The first was time-to-signal. Without naming it, I’d defaulted to the direction that would tell me fastest whether it worked. The stuck conjecture was days from a yes-or-no; the new area was a longer, fuzzier bet. I front-loaded the one that would resolve quickest, not because it was more valuable, but because finishing it removes that uncertainty and frees my judgment for everything else. Resolve the fast questions first.

But there was a second rule underneath, and this is the one I hadn’t seen at all until I stopped to look. I’d told myself I was choosing by speed. What I was actually protecting was an edge no one else had. The approach we’d built on that conjecture wasn’t one other groups were running, it was ours. We had the data, the computations, the specific idea, and now a formula that appears to have turned the lock. I’d been thinking of those two shelved years as sunk cost, the thing you’re supposed to ignore. They weren’t sunk cost. They were accumulated positional advantage, and it looks identical to sunk cost from the outside, which is exactly why it’s so easy to walk away from at precisely the wrong moment.

That distinction matters more than any other rule I’ve named. Sunk cost is spent effort that shouldn’t influence you. Positional advantage is altitude, you’re near the summit not because you’re throwing good work after bad, but because you’ve already done the climbing, and nobody else is on this face of the mountain.

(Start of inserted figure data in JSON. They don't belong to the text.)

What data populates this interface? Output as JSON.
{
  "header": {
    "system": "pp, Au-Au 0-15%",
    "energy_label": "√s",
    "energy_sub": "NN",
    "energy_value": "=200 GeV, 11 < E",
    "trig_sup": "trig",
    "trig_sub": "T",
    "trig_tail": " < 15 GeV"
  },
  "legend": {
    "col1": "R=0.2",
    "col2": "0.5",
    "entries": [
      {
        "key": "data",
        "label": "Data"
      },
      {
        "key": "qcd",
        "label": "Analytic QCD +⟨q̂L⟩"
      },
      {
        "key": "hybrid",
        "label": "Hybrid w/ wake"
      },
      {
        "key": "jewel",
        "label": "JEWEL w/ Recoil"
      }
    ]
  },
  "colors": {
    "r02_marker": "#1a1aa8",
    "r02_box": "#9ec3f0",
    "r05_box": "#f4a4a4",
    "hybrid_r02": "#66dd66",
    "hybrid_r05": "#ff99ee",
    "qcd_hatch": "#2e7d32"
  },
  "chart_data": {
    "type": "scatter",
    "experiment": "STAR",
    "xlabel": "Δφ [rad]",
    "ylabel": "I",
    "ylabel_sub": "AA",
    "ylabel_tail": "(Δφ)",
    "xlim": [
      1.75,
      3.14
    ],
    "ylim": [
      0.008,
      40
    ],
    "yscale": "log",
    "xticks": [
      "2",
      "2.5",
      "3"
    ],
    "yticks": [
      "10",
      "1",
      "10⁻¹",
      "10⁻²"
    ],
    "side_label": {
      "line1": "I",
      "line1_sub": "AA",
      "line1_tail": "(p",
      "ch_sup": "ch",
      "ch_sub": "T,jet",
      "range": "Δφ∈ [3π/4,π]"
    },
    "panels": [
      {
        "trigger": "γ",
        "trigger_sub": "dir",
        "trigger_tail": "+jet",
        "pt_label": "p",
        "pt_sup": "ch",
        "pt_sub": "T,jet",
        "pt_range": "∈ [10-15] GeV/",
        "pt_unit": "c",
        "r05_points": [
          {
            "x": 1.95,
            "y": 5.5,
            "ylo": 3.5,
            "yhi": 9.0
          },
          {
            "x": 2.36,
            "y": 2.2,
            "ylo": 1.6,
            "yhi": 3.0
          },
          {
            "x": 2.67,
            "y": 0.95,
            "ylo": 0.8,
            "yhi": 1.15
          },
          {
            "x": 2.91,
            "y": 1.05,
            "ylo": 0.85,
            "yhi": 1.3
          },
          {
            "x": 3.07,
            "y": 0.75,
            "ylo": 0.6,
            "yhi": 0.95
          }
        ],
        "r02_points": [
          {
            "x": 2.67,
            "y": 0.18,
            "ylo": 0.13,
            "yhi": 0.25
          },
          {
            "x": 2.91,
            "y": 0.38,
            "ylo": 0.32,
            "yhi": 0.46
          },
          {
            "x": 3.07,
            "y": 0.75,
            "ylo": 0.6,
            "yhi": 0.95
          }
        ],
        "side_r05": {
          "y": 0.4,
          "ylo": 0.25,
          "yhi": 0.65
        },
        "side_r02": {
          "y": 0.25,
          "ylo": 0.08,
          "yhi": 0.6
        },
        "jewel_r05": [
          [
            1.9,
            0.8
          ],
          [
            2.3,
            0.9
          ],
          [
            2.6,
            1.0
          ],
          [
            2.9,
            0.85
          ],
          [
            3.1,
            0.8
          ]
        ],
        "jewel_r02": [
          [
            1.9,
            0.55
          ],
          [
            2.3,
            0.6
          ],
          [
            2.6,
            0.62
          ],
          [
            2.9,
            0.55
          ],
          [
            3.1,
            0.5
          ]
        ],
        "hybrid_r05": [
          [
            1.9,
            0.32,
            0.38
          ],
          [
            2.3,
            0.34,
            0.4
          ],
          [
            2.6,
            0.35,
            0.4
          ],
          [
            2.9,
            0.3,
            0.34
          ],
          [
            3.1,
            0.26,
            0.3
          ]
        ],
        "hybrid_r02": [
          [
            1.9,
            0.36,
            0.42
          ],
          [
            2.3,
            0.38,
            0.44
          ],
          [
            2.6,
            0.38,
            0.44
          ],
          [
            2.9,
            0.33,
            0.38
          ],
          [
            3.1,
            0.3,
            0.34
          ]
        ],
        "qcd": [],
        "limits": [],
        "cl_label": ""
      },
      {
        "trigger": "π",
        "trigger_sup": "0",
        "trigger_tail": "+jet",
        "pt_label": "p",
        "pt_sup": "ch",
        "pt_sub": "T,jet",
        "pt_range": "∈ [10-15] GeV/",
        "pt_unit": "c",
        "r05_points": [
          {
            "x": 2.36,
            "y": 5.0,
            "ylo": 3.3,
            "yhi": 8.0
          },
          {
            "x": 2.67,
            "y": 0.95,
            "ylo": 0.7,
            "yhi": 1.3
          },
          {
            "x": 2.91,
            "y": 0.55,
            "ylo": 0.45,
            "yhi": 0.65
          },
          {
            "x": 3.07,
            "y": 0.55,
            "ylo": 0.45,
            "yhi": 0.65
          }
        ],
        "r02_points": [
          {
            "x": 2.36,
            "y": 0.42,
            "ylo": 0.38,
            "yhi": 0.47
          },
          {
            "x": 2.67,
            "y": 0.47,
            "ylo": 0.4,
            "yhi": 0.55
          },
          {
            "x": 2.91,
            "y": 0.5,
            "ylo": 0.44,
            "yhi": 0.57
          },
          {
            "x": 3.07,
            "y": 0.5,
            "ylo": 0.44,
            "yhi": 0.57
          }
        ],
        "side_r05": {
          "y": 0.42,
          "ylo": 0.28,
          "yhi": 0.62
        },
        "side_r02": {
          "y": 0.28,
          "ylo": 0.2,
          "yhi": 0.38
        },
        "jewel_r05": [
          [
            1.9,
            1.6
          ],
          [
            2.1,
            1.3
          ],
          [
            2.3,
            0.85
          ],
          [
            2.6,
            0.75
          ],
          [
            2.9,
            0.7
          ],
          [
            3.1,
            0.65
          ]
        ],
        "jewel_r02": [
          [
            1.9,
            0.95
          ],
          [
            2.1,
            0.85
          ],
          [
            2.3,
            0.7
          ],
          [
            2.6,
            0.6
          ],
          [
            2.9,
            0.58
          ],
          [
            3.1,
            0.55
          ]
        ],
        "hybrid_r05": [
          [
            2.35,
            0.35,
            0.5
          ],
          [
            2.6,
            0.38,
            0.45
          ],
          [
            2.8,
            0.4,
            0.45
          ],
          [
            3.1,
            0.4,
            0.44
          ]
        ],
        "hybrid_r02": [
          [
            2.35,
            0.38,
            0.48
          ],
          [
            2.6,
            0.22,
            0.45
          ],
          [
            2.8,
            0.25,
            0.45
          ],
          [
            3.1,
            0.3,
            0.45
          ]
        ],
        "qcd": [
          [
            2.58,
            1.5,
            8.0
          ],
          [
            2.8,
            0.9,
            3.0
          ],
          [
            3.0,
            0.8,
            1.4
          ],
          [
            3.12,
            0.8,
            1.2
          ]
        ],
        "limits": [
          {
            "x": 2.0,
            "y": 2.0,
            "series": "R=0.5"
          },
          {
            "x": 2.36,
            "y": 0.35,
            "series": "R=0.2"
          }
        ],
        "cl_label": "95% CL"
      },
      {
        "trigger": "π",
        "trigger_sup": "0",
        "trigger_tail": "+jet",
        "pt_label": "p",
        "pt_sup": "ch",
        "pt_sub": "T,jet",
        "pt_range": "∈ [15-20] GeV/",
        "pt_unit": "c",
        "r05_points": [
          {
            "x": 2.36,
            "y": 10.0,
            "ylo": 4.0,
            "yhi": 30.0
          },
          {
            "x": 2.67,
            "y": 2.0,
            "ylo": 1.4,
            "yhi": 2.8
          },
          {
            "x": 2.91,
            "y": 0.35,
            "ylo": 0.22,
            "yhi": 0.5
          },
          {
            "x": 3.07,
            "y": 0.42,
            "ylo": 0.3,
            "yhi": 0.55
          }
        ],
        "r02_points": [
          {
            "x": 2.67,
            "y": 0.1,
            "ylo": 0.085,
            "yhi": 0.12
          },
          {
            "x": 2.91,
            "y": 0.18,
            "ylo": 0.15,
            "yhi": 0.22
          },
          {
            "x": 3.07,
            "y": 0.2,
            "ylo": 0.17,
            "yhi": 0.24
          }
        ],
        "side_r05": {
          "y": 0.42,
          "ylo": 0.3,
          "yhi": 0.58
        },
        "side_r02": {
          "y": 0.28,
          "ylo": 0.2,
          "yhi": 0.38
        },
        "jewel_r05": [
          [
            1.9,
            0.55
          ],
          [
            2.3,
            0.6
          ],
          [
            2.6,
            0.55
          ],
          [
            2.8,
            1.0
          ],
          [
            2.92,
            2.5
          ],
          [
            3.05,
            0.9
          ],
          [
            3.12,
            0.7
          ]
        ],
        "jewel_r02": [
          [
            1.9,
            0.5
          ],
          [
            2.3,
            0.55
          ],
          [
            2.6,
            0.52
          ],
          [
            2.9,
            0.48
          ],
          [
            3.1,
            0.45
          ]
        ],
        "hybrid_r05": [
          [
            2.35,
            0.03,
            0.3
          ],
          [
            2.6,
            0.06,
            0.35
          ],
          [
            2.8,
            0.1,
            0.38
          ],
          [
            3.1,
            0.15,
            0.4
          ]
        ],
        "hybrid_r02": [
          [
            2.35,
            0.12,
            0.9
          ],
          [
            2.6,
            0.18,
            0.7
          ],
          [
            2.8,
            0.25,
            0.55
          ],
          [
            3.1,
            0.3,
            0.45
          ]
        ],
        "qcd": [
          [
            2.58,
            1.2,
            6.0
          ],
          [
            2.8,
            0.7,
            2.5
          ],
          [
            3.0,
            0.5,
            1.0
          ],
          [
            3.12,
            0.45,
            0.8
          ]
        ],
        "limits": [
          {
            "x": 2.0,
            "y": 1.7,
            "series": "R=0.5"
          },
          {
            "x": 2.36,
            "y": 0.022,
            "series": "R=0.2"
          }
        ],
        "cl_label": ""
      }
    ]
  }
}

In mathematics, where nearly all the value lives discontinuously at finished, a 90%-proved conjecture is worth almost nothing until it’s 100%, converting a near-complete result you’re uniquely positioned to close will, more often than not, beat opening a fresh ascent on something new. Not always. But the default should lean toward finishing what only you can finish. The half-finished project where you hold altitude no one else has is worth more than the newer, more fashionable one where you’re starting from the valley floor, a sorting rule that matters most precisely when a career clock makes the choice feel urgent.

Seen that way, the triage wasn’t close. The new area waits, not because it’s less valuable (I still can’t see its value from the outside), but because it resolves slower and I hold no altitude there yet, while on the conjecture I hold years of it and a key that just turned. That’s discipline, not leisure. The new area doesn’t wait because I can afford to dawdle; it waits because spending scarce judgment on the slower, un-advantaged climb while a nearly-finished, uniquely-held result sits open would be the wrong allocation.

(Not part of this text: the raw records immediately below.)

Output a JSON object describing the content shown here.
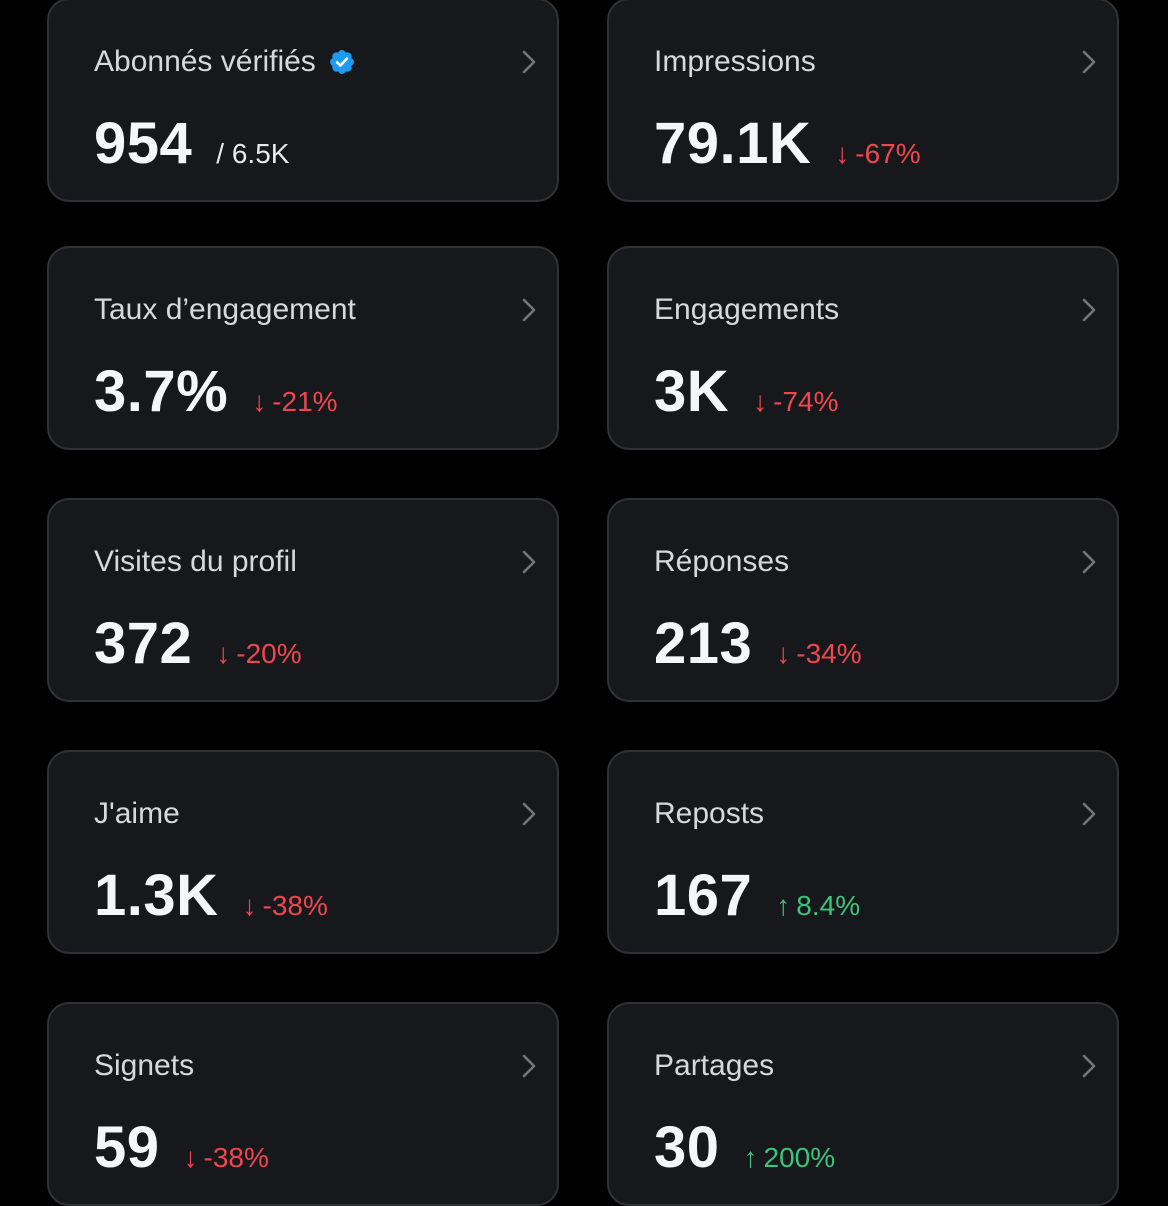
{
  "colors": {
    "background": "#000000",
    "card": "#16181c",
    "border": "#2f3336",
    "negative": "#f0464f",
    "positive": "#3cc47c",
    "verified": "#1d9bf0"
  },
  "cards": [
    {
      "label": "Abonnés vérifiés",
      "value": "954",
      "sub": "/ 6.5K",
      "verified": true
    },
    {
      "label": "Impressions",
      "value": "79.1K",
      "direction": "down",
      "arrow": "↓",
      "change": "-67%"
    },
    {
      "label": "Taux d’engagement",
      "value": "3.7%",
      "direction": "down",
      "arrow": "↓",
      "change": "-21%"
    },
    {
      "label": "Engagements",
      "value": "3K",
      "direction": "down",
      "arrow": "↓",
      "change": "-74%"
    },
    {
      "label": "Visites du profil",
      "value": "372",
      "direction": "down",
      "arrow": "↓",
      "change": "-20%"
    },
    {
      "label": "Réponses",
      "value": "213",
      "direction": "down",
      "arrow": "↓",
      "change": "-34%"
    },
    {
      "label": "J'aime",
      "value": "1.3K",
      "direction": "down",
      "arrow": "↓",
      "change": "-38%"
    },
    {
      "label": "Reposts",
      "value": "167",
      "direction": "up",
      "arrow": "↑",
      "change": "8.4%"
    },
    {
      "label": "Signets",
      "value": "59",
      "direction": "down",
      "arrow": "↓",
      "change": "-38%"
    },
    {
      "label": "Partages",
      "value": "30",
      "direction": "up",
      "arrow": "↑",
      "change": "200%"
    }
  ]
}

I still don’t fully trust the result. Lots needs to be checked, I’ve written that phrase to myself a dozen times this week, and I mean it as more than caution. Verification used to be free. It came bundled with doing the computation yourself; by the time you’d ground through it by hand, you understood it well enough to trust it. Now the computation arrives pre-done and plausible-looking, and the understanding doesn’t come bundled anymore. It has to be added back, deliberately, as its own act. The faculty that now matters most, telling a real result from one that merely looks right, is exactly the one the tool doesn’t exercise for me. So I exercise it on purpose, or I lose it right when it has become the whole game.

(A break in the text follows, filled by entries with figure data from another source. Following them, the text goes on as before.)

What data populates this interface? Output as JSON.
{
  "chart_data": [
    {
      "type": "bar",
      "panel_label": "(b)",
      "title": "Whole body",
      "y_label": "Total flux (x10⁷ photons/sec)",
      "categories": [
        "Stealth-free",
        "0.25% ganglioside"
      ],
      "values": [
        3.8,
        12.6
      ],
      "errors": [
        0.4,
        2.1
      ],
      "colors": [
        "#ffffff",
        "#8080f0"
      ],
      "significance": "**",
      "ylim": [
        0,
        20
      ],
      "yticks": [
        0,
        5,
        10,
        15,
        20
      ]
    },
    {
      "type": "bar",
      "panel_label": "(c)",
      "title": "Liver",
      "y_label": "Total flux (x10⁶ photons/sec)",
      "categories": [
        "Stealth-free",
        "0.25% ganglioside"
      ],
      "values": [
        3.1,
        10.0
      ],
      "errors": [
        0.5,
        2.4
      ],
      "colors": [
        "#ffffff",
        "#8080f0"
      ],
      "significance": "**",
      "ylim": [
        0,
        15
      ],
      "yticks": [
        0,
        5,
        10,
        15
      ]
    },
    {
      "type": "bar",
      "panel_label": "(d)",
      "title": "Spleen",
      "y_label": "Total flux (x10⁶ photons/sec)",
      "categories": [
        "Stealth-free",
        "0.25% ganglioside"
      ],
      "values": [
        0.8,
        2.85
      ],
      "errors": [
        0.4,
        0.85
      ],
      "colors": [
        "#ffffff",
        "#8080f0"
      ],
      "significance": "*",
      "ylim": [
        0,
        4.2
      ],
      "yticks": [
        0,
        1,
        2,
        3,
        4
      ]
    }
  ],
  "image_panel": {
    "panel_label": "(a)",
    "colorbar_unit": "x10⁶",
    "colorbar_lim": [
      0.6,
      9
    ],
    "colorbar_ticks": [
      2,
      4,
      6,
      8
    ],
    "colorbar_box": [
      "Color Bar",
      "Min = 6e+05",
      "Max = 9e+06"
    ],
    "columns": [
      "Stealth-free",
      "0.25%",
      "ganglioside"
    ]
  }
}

There’s a version of this new world where you drown, where cheap exploration floods you with more plausible directions and plausible derivations than you can wade through, and the abundance that was supposed to carry you pulls you under instead. What keeps you afloat isn’t the tool. It’s the drawer, the taste to know which of its contents are worth a key, and the discipline to check what the key appears to open.

I may have gotten back a few years of work this week; if the checking holds. But only because I’d worked previously to put something in the drawer worth unlocking.